Jonah in the Fish
“For as Jonah was three days and three nights in the belly of a huge fish, so the Son of Man will be three days and three nights in the heart of the earth.” (Matthew 12:40). What’s the story of Jonah in the fish?
Jonah was having a really bad day. God spoke to him and told him to go to the city of Nineveh to tell them they were about to face His wrath because of their wickedness. But Jonah didn’t want to go. Later on we get the impression he wanted them to get their just punishment, since he got mad when God withheld the judgment—but that’s getting ahead of our story.
So Jonah did what any prophet should know better than to do—he headed off in the wrong direction. He boarded a boat in Joppa and sailed off toward Tarshish “to flee from the Lord” (Jonah 1:3).
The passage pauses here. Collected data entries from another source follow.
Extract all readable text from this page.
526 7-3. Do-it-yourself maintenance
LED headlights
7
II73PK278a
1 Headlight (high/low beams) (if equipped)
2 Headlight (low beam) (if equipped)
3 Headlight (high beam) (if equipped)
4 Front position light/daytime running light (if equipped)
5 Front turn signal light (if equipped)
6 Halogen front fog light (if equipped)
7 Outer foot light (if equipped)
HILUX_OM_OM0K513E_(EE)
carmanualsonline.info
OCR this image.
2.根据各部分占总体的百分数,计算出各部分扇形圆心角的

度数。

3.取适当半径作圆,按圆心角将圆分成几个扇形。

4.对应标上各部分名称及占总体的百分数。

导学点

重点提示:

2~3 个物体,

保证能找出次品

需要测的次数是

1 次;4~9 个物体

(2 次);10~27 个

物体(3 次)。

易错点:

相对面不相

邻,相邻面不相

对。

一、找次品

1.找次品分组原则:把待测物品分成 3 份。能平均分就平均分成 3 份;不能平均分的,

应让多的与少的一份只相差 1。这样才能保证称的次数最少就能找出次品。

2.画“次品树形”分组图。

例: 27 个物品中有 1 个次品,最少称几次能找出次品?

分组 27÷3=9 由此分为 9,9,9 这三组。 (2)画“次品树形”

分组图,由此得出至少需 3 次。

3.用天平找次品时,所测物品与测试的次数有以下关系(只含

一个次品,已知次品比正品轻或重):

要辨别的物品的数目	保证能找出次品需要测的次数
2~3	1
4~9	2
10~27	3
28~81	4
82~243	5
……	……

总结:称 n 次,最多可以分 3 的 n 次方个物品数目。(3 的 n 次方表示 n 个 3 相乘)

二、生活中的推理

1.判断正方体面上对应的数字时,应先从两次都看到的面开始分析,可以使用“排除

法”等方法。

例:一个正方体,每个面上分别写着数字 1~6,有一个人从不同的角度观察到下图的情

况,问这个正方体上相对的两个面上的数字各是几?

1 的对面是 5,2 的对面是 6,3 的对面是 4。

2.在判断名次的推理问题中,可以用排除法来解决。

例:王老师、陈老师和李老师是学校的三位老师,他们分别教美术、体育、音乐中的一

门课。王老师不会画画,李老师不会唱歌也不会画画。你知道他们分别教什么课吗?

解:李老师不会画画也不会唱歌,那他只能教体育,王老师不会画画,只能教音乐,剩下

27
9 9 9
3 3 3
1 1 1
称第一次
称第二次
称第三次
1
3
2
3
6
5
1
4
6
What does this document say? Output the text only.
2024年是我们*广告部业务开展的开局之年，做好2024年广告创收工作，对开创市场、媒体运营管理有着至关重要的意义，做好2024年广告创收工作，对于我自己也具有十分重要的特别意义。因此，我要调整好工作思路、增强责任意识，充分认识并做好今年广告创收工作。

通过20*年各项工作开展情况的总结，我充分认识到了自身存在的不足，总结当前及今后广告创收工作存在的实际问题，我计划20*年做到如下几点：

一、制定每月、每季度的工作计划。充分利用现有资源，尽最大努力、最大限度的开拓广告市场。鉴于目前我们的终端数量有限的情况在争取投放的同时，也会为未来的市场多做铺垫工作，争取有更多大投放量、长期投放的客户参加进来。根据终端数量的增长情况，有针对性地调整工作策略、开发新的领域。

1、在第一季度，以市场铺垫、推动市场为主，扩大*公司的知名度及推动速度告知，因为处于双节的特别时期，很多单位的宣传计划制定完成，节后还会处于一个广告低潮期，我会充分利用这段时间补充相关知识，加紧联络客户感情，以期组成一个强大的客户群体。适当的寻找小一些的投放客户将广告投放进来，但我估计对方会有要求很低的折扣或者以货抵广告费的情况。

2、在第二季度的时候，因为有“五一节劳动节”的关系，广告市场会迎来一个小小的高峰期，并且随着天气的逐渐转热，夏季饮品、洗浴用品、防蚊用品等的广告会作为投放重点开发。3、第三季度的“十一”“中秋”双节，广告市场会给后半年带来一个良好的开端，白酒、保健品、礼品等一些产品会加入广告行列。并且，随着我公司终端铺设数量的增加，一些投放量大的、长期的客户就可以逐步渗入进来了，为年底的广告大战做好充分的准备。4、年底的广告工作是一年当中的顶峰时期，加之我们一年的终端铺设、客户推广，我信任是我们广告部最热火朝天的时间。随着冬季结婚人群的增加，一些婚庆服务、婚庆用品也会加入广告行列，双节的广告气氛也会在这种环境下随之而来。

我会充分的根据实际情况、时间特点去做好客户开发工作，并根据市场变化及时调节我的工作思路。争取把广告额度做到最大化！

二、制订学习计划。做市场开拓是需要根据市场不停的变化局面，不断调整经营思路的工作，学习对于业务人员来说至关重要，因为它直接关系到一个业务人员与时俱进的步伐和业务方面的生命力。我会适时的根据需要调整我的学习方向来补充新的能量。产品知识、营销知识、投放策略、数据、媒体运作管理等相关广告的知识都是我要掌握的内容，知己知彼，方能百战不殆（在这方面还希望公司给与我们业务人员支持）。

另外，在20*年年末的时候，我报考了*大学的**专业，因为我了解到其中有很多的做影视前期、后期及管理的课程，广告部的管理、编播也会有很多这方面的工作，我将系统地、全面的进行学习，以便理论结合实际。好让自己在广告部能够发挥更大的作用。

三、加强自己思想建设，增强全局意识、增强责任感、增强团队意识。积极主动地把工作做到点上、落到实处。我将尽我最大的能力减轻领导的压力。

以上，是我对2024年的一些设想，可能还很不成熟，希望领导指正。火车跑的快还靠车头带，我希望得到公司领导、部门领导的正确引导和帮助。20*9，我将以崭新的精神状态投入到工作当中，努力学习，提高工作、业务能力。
But God, who already had long experience in dealing with rebellious people, sent a storm. The storm was so bad it threatened to break up the boat. It scared the sailors so badly they began praying to their gods for help. They even started to throw all the cargo overboard in an effort to save the ship.
Meanwhile, Jonah is below decks sleeping. When the captain found him, he told him to get up and pray to his god as well. They needed help from every god they could! When nothing else seemed to help, the sailors decided to cast lots to figure out who the gods were mad at. And, as we know, the lot fell on Jonah. The sailors asked him,
“Tell us, who is responsible for making all this trouble for us? What kind of work do you do? Where do you come from? What is your country? From what people are you?” He answered, “I am a Hebrew and I worship the Lord, the God of heaven, who made the sea and the dry land.” This terrified them and they asked, “What have you done?” (They knew he was running away from the Lord, because he had already told them so.) (Jonah 1:8-10)
Jonah explained that if they would throw him overboard, the storm would stop, and the sea would become calm. But the sailors kept trying to row to land, and the storm kept getting worse.
Finally, they did as Jonah had suggested, and threw him into the sea. The sea immediately became calm. “At this the men greatly feared the Lord, and they offered a sacrifice to the Lord and made vows to him” (Jonah 1:16).
Well, God did not abandon Jonah to the sea. Instead, He provided a fish big enough to swallow Jonah, and he remained in the fish for three days and three nights. That’s got to be the most unusual place imaginable to have a prayer meeting, or perhaps we should call it a “come to Jesus meeting,” but that’s what happened to Jonah. He recognized the folly of his actions and called out to God, repenting of his sinfulness in fleeing from Nineveh. It’s a great prayer, and you should take the time to read it in Jonah 2.
Finally, the fish vomited Jonah out onto dry land. Immediately God reminded him where he was to go, and what he was to do. This time he obeyed.
What can we learn from Jonah?
The first, and most obvious lesson we can learn from Jonah, is that when God calls us to do something, we need to obey. God can and will accomplish His will without us, but He has invited us to be part of His process of redeeming the world to Himself, and it’s a privilege we should not neglect.
The second thing we should bear in mind is that God will go to extraordinary lengths to get our attention. Bringing a storm? Providing a fish big enough to swallow Jonah? Having the fish regurgitate Jonah onto dry ground? These are not ordinary acts. But they are hardly beyond the power of the Creator God!
Finally, much as been made of the “three days and three nights,” and how to fit that in between Friday and Sunday, the traditional days for the crucifixion and the resurrection of Jesus. A number of possible explanations have been given to try to “fix” this seeming problem. But what we need to keep in mind is that to the Jewish way of reckoning time, “three days and three nights” does not necessarily mean a full 72-hour period of time. Rather, for the Jews, any part of a 24-hour day could stand for the whole day. In other words, Jonah could have been swallowed by the fish the first day, spent the entire second day in the fish catching up on his prayers, then be spit out by the fish sometime on the third day.
What is important is not the exact number of hours Jonah was in the fish, or the number of hours Jesus was in the tomb. What is important is what was accomplished there. For Jonah, his life was recalibrated, and he went on to do what God had asked Him to do. He witnessed to Nineveh, and the entire city repented.
For Jesus, His death paid the penalty for our sins—the penalty we owe not just because of the sin nature we inherited from Adam, but also the penalty due to us because of our own sins. 1 Peter 2:24 tells us, “He himself bore our sins in his body on the cross, so that we might die to sins and live for righteousness; by his wounds you have been healed.”
Ultimately, Jesus spent those hours in the grave so that we could have eternal life (John 3:16) and live forever in the homes that He is preparing for us (John 14).